Through this article, Coby Culbertson, Chief Technology Officer at Dubuque Community School District, stresses the critical importance of cybersecurity in PK-12 education. He recommends practices like least privileged access, multifactor authentication, and regular phishing awareness training to combat threats and enhance school districts' security.

Among all the competing priorities and concerns that technology leaders face in PK-12 education today, cybersecurity always remains at the top of their minds. School districts across the country and the globe continue to be the target of cyber criminals and malicious threat actors seeking to cause severe damage and disruption to the instructional delivery and operations of the organization. When school districts are the target of these nefarious attacks, the children, families, and communities are most impacted.

Therefore, as a reminder, school districts can implement many practices and security measures to help prevent malicious activity by threat actors. The following (certainly not an exhaustive list) are some of those practices and security measures to help position a district against these adverse events:

● Adopt a least privileged philosophy where computer and system access rights are restricted for users to only what is needed for their job or learning.

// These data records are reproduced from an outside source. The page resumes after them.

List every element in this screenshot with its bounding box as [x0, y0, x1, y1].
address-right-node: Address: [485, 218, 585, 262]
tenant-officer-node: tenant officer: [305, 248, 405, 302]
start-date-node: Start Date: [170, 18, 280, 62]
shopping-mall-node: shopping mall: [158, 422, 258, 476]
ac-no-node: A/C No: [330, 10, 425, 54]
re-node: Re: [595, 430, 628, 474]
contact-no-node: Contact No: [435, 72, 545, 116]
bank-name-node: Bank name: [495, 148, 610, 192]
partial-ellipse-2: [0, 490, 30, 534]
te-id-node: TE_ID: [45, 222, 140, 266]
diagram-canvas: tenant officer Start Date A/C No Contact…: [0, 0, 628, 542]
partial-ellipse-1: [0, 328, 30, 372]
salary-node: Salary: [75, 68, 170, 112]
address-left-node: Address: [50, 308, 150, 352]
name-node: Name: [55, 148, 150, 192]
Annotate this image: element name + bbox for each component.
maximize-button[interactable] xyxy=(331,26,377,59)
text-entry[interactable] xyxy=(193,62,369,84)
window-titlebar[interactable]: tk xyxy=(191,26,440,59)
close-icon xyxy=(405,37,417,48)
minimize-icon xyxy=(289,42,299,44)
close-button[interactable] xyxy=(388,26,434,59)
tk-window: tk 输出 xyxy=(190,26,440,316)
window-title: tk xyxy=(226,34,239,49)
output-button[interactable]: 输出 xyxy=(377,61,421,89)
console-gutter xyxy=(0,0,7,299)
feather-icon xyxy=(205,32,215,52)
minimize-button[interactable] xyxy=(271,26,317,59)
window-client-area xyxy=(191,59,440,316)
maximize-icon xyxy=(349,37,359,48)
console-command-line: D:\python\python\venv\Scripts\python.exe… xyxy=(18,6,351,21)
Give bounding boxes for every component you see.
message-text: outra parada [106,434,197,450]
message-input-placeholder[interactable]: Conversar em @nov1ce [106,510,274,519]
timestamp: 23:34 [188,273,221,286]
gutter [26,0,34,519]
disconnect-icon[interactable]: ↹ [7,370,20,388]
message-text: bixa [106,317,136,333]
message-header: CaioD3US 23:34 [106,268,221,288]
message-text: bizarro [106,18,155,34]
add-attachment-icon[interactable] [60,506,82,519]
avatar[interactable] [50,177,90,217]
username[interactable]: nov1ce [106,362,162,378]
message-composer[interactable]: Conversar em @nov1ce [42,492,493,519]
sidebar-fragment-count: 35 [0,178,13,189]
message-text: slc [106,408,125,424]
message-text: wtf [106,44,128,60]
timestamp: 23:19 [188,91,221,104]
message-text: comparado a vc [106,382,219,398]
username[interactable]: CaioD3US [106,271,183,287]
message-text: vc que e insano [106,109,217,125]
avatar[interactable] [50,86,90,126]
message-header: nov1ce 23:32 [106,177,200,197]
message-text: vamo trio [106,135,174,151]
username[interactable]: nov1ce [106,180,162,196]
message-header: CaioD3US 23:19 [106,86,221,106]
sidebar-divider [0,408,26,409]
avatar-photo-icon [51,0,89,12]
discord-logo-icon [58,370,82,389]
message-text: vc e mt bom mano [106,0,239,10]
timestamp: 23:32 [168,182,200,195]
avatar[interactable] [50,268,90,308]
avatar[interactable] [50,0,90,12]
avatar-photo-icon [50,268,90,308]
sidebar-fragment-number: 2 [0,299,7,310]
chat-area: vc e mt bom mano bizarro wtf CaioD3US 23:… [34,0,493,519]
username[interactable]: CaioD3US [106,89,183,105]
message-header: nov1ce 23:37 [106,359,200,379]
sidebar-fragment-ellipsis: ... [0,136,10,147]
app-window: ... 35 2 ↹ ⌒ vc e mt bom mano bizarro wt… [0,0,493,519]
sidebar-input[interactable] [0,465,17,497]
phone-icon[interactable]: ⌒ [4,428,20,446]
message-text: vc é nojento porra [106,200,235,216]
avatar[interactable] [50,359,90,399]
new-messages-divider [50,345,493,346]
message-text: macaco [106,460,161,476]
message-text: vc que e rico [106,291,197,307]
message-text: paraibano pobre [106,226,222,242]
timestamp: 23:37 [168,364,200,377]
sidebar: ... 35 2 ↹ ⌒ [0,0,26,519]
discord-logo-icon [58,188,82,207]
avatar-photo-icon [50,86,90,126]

● Implement an extended detection and response (XDR) solution that collects, correlates, and analyzes signals, threats, and alert data across their environment, including endpoints, emails, applications, and identities.

Adopt a Secure First, Remediate Later (SFRL) stance regarding staff and student user accounts. This means that if any unknown or abnormal activity is detected by a staff or student user account, the account is automatically disabled, preventing system access until an investigation of this activity has been performed.

● Beyond complex password policies and the use of a password manager, districts must implement multifactor authentication (MFA) for their staff as a layered approach to securing the organization's data and systems.

● Provide monthly cybersecurity awareness training for all staff, including brief training videos and assessments. In addition to the awareness training, districts must conduct rolling, daily phishing tests to simulate some of the highly used tactics, providing awareness and helping district staff identify and exercise caution when handling suspicious email messages.

● Subscribe to various services provided by federal agencies and affiliated entities to complement their cybersecurity posture.

Unfortunately, no technology system on the market today can provide 100 percent prevention against malicious activity, eliminate all risks, and circumvent human decision-making. So, even with the above various solutions and protective measures in place, the best prevention to ward off malicious activity by a threat actor is education.

Since most malicious activity is often delivered via email, end users must exercise caution when responding to email messages. Districts should encourage their users to:

● Slow Down and Look for the Visual Cues - Take a few moments to examine the message sender and contents.

● Never Trust and Always Verify—If the message appears to be from a reputable source but the content appears strange, contact the individual in a different manner rather than email to verify if this was from them or not.

● Think Before You Click - Before clicking the link(s) in a message or downloading attachment(s) accompanying the message, ask, “Do I trust the source?” or “Was I expecting this message?” or “Is the content/attachment included something that pertains to me?”.

● When in Doubt, Throw it Out - If users don’t feel comfortable acting on a message they receive, they should delete it. If the message is legitimate and essential, the sender will most likely contact them through another communication medium for follow-up.

Cyber actors will do whatever they can to deceive individuals for their gain or benefit, and email is usually the attack method they choose to achieve this fraudulent activity. For cyber actors, phishing email activity is low risk and, if successful, high reward, and there is usually no recourse to undo the damage caused.

Cybersecurity is a natural, significant threat to school systems. Everyone is responsible for safeguarding personally identifiable information about students, faculty, staff, and financial accounts containing taxpayer resources from falling into the wrong hands.